Last Call Review of draft-kivinen-ipsecme-ikev2-rfc5996bis-02

Request Review of draft-kivinen-ipsecme-ikev2-rfc5996bis
Requested rev. no specific revision (document currently at 04)
Type Last Call Review
Team Security Area Directorate (secdir)
Deadline 2014-04-18
Requested 2014-04-10
Authors Charlie Kaufman, Paul Hoffman, Yoav Nir, Pasi Eronen, Tero Kivinen
Draft last updated 2014-04-24
Completed reviews Genart Last Call review of -02 by Suresh Krishnan (diff)
Genart Telechat review of -03 by Suresh Krishnan (diff)
Secdir Last Call review of -02 by Scott Kelly (diff)
Assignment Reviewer Scott Kelly
State Completed
Review review-kivinen-ipsecme-ikev2-rfc5996bis-02-secdir-lc-kelly-2014-04-24
Reviewed rev. 02 (document currently at 04)
Review result Ready
Review completed: 2014-04-24


I have reviewed this document as part of the security directorate's ongoing effort to review all IETF documents being processed by the IESG.  These comments were written primarily for the benefit of the security area directors.  Document editors and WG chairs should treat these comments just like any other last call comments.

This is an update to RFC5996 (IKEv2). From the document, it makes the following changes:

   Fixed section 3.6 and 3.10 as specified in the RFC5996 errata 2707
   and 3036.

   Removed Raw RSA Public keys.  There is new work ongoing to replace
   that with more generic format for generic raw public keys.

   Added reference to the RFC6989 when using non Sophie-Germain Diffie-
   Hellman groups, or when reusing Diffie-Hellman Exponentials.

   Added reference to the RFC4945 in the Identification Payloads

   Added IANA Considerations section note about removing the Raw RSA
   Key, and removed the old contents which was already done during
   RFC5996 processing.  Added note that IANA should update IKEv2
   registry to point to this document instead of RFC5996.

   Clarified that the intended status of this document is Internet
   Standard both in abstract and Introduction section.

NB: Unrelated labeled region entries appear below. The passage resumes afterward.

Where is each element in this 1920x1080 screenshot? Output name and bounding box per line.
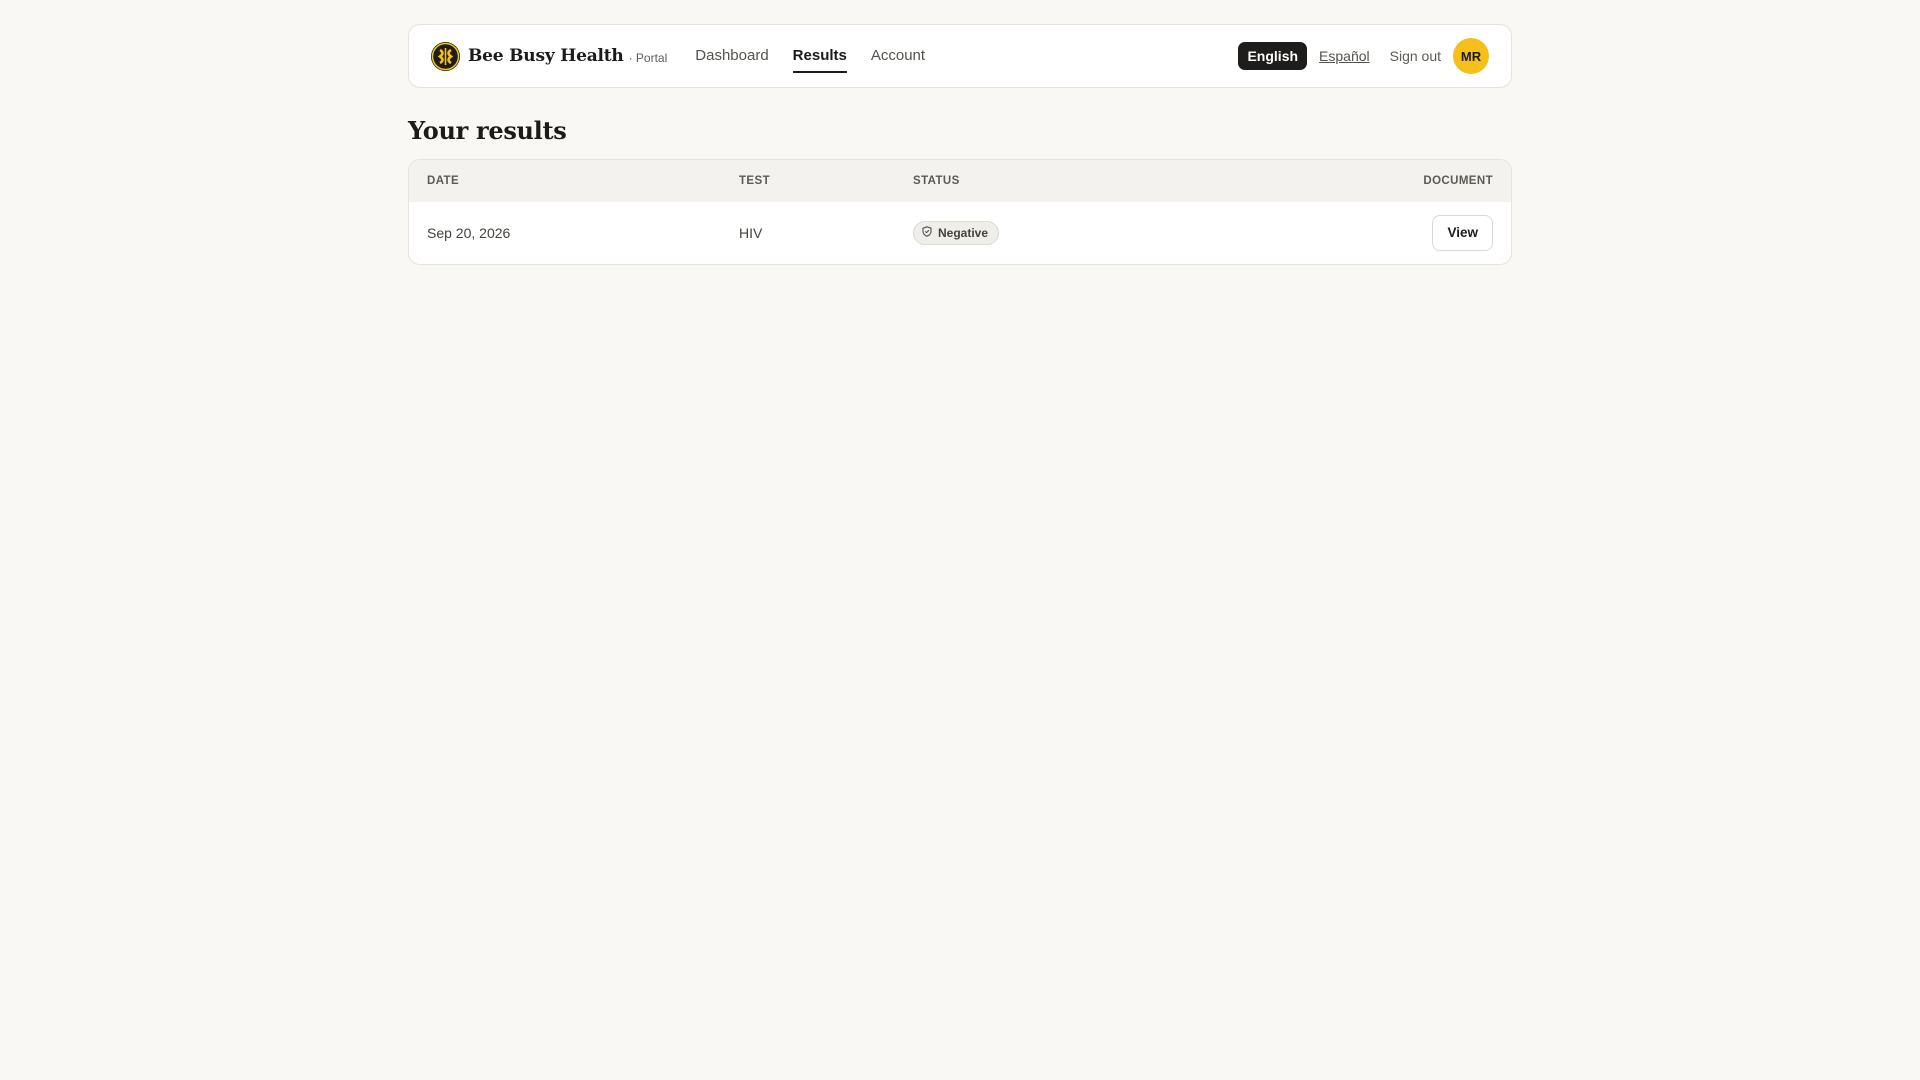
nav-item-results[interactable]: Results (792, 43, 848, 73)
nav-item-account[interactable]: Account (871, 43, 925, 68)
main-nav: Dashboard Results Account (695, 25, 925, 87)
status-badge-label: Negative (938, 226, 989, 240)
avatar[interactable]: MR (1453, 38, 1489, 74)
results-table-card: DATE TEST STATUS DOCUMENT Sep 20, 2026 H… (408, 159, 1512, 265)
brand-subtitle: · Portal (628, 50, 668, 65)
column-header-status: STATUS (913, 175, 960, 187)
table-row: Sep 20, 2026 HIV Negative View (409, 202, 1511, 264)
language-espanol-link[interactable]: Español (1319, 48, 1370, 64)
results-table: DATE TEST STATUS DOCUMENT Sep 20, 2026 H… (409, 160, 1511, 264)
language-english-button[interactable]: English (1238, 42, 1308, 70)
top-nav-bar: Bee Busy Health · Portal Dashboard Resul… (408, 24, 1512, 88)
cell-date: Sep 20, 2026 (427, 225, 511, 241)
bee-logo-icon (431, 41, 460, 71)
shield-icon (922, 226, 932, 240)
cell-test: HIV (739, 225, 763, 241)
column-header-document: DOCUMENT (1423, 175, 1493, 187)
table-header-row: DATE TEST STATUS DOCUMENT (409, 160, 1511, 202)
column-header-date: DATE (427, 175, 460, 187)
page-title: Your results (408, 116, 567, 145)
status-badge: Negative (913, 221, 1000, 245)
view-document-button[interactable]: View (1432, 215, 1493, 251)
brand[interactable]: Bee Busy Health · Portal (431, 41, 668, 71)
column-header-test: TEST (739, 175, 770, 187)
brand-name: Bee Busy Health (468, 46, 624, 66)
header-actions: English Español Sign out MR (1238, 38, 1489, 74)
cell-status: Negative (895, 202, 1225, 264)
nav-item-dashboard[interactable]: Dashboard (695, 43, 768, 68)
sign-out-link[interactable]: Sign out (1390, 48, 1441, 64)
page-container: Bee Busy Health · Portal Dashboard Resul… (408, 24, 1512, 265)
cell-document: View (1225, 202, 1511, 264)
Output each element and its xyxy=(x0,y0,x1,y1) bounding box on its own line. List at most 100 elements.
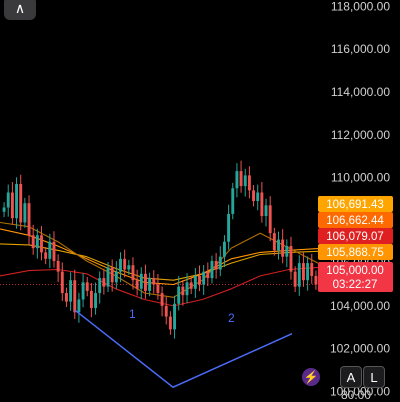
candle-body xyxy=(252,190,256,202)
candle-body xyxy=(281,239,285,257)
candle-body xyxy=(52,241,56,261)
y-tick-label: 112,000.00 xyxy=(331,128,390,142)
candle-body xyxy=(185,282,189,296)
candle-body xyxy=(164,305,168,317)
candle-body xyxy=(69,280,73,302)
candle-body xyxy=(231,188,235,214)
lightning-logo-icon[interactable]: ⚡ xyxy=(302,368,320,386)
y-tick-label: 102,000.00 xyxy=(330,342,390,356)
candle-body xyxy=(64,293,68,302)
candle-body xyxy=(15,183,19,219)
candle-body xyxy=(23,203,27,223)
candle-body xyxy=(260,192,264,217)
candle-body xyxy=(19,183,23,223)
y-tick-label: 104,000.00 xyxy=(330,299,390,313)
candle-body xyxy=(85,282,89,291)
price-tags: 106,691.43 106,662.44 106,079.07 105,868.75… xyxy=(318,196,393,292)
candle-body xyxy=(77,299,81,313)
candle-body xyxy=(6,192,10,208)
candle-body xyxy=(256,192,260,202)
candle-body xyxy=(102,278,106,287)
candle-body xyxy=(148,278,152,291)
candle-body xyxy=(277,239,280,251)
y-tick-label: 116,000.00 xyxy=(331,42,390,56)
candle-body xyxy=(156,284,160,294)
candle-body xyxy=(143,273,147,291)
candle-body xyxy=(123,258,127,270)
y-tick-label: 110,000.00 xyxy=(331,171,390,185)
candle-body xyxy=(268,205,272,234)
candle-body xyxy=(189,282,193,289)
candle-body xyxy=(202,271,206,285)
candle-body xyxy=(181,286,185,296)
candle-body xyxy=(89,290,93,309)
candle-body xyxy=(44,252,48,259)
pattern-line xyxy=(74,309,293,389)
candle-body xyxy=(243,175,247,187)
candle-body xyxy=(135,280,139,289)
y-tick-label: 114,000.00 xyxy=(331,85,390,99)
candle-body xyxy=(272,233,276,251)
candle-body xyxy=(198,275,201,285)
countdown-label: 03:22:27 xyxy=(333,279,378,291)
candle-body xyxy=(31,235,35,249)
candle-body xyxy=(264,205,268,217)
candle-body xyxy=(301,263,305,281)
auto-scale-button[interactable]: A xyxy=(340,366,362,388)
candle-body xyxy=(114,271,118,283)
price-tag-label: 106,691.43 xyxy=(326,199,384,211)
candlestick-series xyxy=(2,160,318,339)
candle-body xyxy=(177,286,181,304)
price-chart[interactable]: 12 100,000.00102,000.00104,000.00106,000… xyxy=(0,0,400,400)
candle-body xyxy=(314,275,318,285)
candle-body xyxy=(160,293,164,306)
price-tag-label: 105,000.00 xyxy=(326,265,384,277)
candle-body xyxy=(40,235,43,253)
candle-body xyxy=(60,271,64,294)
moving-average-line xyxy=(0,243,319,281)
price-tag-label: 106,079.07 xyxy=(326,231,384,243)
candle-body xyxy=(110,267,114,283)
candle-body xyxy=(56,260,60,272)
candle-body xyxy=(35,235,39,249)
candle-body xyxy=(131,265,135,281)
candle-body xyxy=(206,271,210,279)
candle-body xyxy=(168,316,172,330)
pattern-label: 1 xyxy=(129,307,136,321)
candle-body xyxy=(310,263,314,276)
price-tag-label: 106,662.44 xyxy=(326,215,384,227)
candle-body xyxy=(306,263,310,281)
candle-body xyxy=(2,207,6,212)
candle-body xyxy=(218,256,222,270)
candle-body xyxy=(285,245,289,257)
log-scale-button[interactable]: L xyxy=(363,366,385,388)
candle-body xyxy=(152,278,156,285)
candle-body xyxy=(139,273,143,289)
candle-body xyxy=(94,293,98,309)
candle-body xyxy=(247,175,251,191)
candle-body xyxy=(10,192,14,219)
candle-body xyxy=(193,275,197,289)
pattern-label: 2 xyxy=(228,311,235,325)
candle-body xyxy=(239,171,243,187)
candle-body xyxy=(27,203,31,236)
candle-body xyxy=(222,241,226,257)
collapse-button[interactable]: ∧ xyxy=(4,0,36,20)
candle-body xyxy=(289,245,293,272)
candle-body xyxy=(106,267,110,287)
candle-body xyxy=(119,258,122,272)
double-bottom-pattern: 12 xyxy=(74,307,293,389)
price-tag-label: 105,868.75 xyxy=(326,247,384,259)
candle-body xyxy=(98,278,102,294)
candle-body xyxy=(214,260,218,270)
chevron-up-icon: ∧ xyxy=(14,0,26,16)
candle-body xyxy=(173,303,177,330)
candle-body xyxy=(73,280,77,313)
y-tick-label: 118,000.00 xyxy=(331,0,390,13)
candle-body xyxy=(48,241,52,259)
candle-body xyxy=(235,171,239,189)
candle-body xyxy=(227,213,231,242)
candle-body xyxy=(81,282,85,300)
candle-body xyxy=(293,271,297,287)
candle-body xyxy=(210,260,214,279)
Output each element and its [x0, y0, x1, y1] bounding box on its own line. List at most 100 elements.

   Added name Last Substruc for the Proposal and Transform Substructure
   header for the 0 (last) or 2/3 (more) field.

Based on the well known and well respected collection of authors, I think it is safe to conclude that ample consideration has been given to all things security in this one. I see nothing in the above list that makes me think otherwise.